RNA-seq Tutorial- HISAT2, StringTie and Ballgown*

Now users can run Rstudio as app in CyVerse Discovery Environment. Please see this updated wiki page to run New RNA-Seq Tuxedo protocol - RNA-seq Tutorial- HISAT2, StringTie and Ballgown using DE and Rstudio-Ballgown*

New RNA-Seq tuxedo protocol using the Discovery Environment

Rational and background

RNA-seq involves preparing the mRNA which is converted to cDNA and provided as input to next generation sequencing library preparation method. Prior to RNA-seq there were hybridization based microarrays used for gene expression studies, the main drawback was the poor quantification of lowly and highly expressed genes.  RNA-seq provides distinct advantages over microarrays, it provides better insights into alternative gene splicing, post-transcriptional modifications, gene fusion and deferentially expressed genes and thus helping to understanding the gene structure and expression patterns of genes across different samples, treatment conditions and time points. The ease of sequencing and the low cost have made  RNA-seq a workhorse in transcriptomic studies and viable option even for small scale labs. But the main challenge remains in analyzing the sequenced data.

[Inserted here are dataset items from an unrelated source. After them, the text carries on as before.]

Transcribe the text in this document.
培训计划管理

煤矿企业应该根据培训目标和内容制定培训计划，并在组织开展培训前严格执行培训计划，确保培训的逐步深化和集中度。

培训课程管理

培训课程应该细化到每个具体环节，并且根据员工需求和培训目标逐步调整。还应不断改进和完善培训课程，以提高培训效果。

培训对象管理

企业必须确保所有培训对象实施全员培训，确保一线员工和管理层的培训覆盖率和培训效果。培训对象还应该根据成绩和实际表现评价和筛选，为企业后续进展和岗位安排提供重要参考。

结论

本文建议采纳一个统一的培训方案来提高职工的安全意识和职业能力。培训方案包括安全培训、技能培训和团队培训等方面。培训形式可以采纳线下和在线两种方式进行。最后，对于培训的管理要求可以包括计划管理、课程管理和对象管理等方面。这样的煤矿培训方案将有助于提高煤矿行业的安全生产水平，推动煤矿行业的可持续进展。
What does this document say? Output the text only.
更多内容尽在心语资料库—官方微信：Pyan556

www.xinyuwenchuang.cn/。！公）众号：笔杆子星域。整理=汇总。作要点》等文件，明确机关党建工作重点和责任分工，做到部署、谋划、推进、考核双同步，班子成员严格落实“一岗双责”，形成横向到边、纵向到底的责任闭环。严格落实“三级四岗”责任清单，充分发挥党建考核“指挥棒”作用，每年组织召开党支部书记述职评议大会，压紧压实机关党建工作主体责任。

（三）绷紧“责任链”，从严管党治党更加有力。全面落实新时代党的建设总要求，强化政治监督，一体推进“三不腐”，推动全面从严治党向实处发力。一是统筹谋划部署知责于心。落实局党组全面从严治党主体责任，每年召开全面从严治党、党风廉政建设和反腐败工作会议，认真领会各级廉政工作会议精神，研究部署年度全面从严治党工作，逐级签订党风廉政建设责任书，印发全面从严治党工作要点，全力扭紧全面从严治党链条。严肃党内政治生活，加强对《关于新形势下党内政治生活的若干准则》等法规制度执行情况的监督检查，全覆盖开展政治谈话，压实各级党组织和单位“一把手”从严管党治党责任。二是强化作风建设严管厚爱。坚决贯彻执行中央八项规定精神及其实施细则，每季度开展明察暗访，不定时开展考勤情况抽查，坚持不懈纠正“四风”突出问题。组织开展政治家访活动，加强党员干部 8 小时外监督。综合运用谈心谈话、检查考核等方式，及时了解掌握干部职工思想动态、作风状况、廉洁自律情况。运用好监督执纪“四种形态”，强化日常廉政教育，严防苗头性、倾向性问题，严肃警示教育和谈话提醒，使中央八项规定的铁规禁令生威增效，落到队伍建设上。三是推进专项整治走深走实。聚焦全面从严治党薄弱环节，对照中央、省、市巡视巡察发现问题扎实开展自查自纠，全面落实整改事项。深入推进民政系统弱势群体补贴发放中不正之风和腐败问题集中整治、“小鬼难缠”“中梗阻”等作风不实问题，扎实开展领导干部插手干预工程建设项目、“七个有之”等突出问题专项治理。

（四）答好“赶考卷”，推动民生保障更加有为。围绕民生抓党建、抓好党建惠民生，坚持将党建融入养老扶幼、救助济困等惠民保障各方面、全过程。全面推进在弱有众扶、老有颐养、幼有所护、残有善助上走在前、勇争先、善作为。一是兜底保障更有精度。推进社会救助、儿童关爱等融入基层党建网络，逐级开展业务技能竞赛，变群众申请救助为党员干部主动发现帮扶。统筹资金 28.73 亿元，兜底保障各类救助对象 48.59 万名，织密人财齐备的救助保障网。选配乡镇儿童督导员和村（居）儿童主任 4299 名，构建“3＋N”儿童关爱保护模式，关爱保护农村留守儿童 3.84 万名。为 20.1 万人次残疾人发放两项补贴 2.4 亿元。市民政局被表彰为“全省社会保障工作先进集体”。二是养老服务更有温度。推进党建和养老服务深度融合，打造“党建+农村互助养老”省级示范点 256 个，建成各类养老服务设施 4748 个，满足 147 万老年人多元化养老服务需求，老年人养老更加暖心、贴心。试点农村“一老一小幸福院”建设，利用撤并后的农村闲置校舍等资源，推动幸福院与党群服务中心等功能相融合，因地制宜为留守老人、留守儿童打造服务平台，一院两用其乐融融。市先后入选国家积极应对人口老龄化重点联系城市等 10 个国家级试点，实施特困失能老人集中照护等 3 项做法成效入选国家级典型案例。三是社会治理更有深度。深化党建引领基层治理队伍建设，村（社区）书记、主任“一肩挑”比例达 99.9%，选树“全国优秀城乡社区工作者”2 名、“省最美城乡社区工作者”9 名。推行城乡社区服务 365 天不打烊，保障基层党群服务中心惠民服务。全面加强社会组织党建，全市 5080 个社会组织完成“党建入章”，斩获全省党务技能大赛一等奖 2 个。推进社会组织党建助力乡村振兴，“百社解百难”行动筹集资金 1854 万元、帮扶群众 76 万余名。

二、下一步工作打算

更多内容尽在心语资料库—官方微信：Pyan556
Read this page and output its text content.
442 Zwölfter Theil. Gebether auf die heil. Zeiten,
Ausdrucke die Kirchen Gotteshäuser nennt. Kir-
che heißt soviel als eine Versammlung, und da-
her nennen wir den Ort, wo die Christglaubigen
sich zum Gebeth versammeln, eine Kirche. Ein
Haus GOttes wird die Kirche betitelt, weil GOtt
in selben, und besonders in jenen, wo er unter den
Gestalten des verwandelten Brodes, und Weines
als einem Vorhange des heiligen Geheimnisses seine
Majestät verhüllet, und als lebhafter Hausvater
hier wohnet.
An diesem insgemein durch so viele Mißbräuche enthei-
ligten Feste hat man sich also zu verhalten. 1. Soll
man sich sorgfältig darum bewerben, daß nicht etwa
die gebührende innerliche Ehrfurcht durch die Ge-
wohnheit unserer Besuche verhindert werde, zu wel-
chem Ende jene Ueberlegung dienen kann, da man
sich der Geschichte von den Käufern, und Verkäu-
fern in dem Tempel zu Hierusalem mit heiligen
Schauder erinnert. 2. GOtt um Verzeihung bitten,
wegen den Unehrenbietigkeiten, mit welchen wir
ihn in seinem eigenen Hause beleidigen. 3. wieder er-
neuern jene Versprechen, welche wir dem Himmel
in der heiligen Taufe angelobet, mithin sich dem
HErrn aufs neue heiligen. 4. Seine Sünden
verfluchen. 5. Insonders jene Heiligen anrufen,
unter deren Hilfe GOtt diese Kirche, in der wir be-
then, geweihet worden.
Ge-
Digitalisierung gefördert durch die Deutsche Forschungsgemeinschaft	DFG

The current ecosystems of RNA-seq tools provide a varied ways of analyzing RNA-seq data. Depending on the experiment goal one could align the reads to reference genome or pseduoalign to transcriptome and perform quantification and differential expression of genes or if you want to annotate your reference, assemble RNA-seq reads using a denvo transcriptome assembler. Here we focus on workflows that align reads to reference genomes.  The most commonly cited and widely used workflow is the Tuxedo protocol (Tophat,Cufflinks,Cuffdiff)developed by Cole Trapnell et al. The main drawback of this workflow is the ability to scale i.e they tend to take more runtime compared to newly updated Tuxedo protocol(HISAT,StringTie,Ballgown) by Mihaela Pertea et al. This updated Tuxedo protocol not only scales but is more accurate in detecting deferentially expressed genes.


In this example we will compare gene transcript abundance drought sensitive sorghum line under drought stress(DS) and well-watered (WW) condition. The expression of drought-related genes was more abundant in the drought sensitive genotype under DS condition compared to WW.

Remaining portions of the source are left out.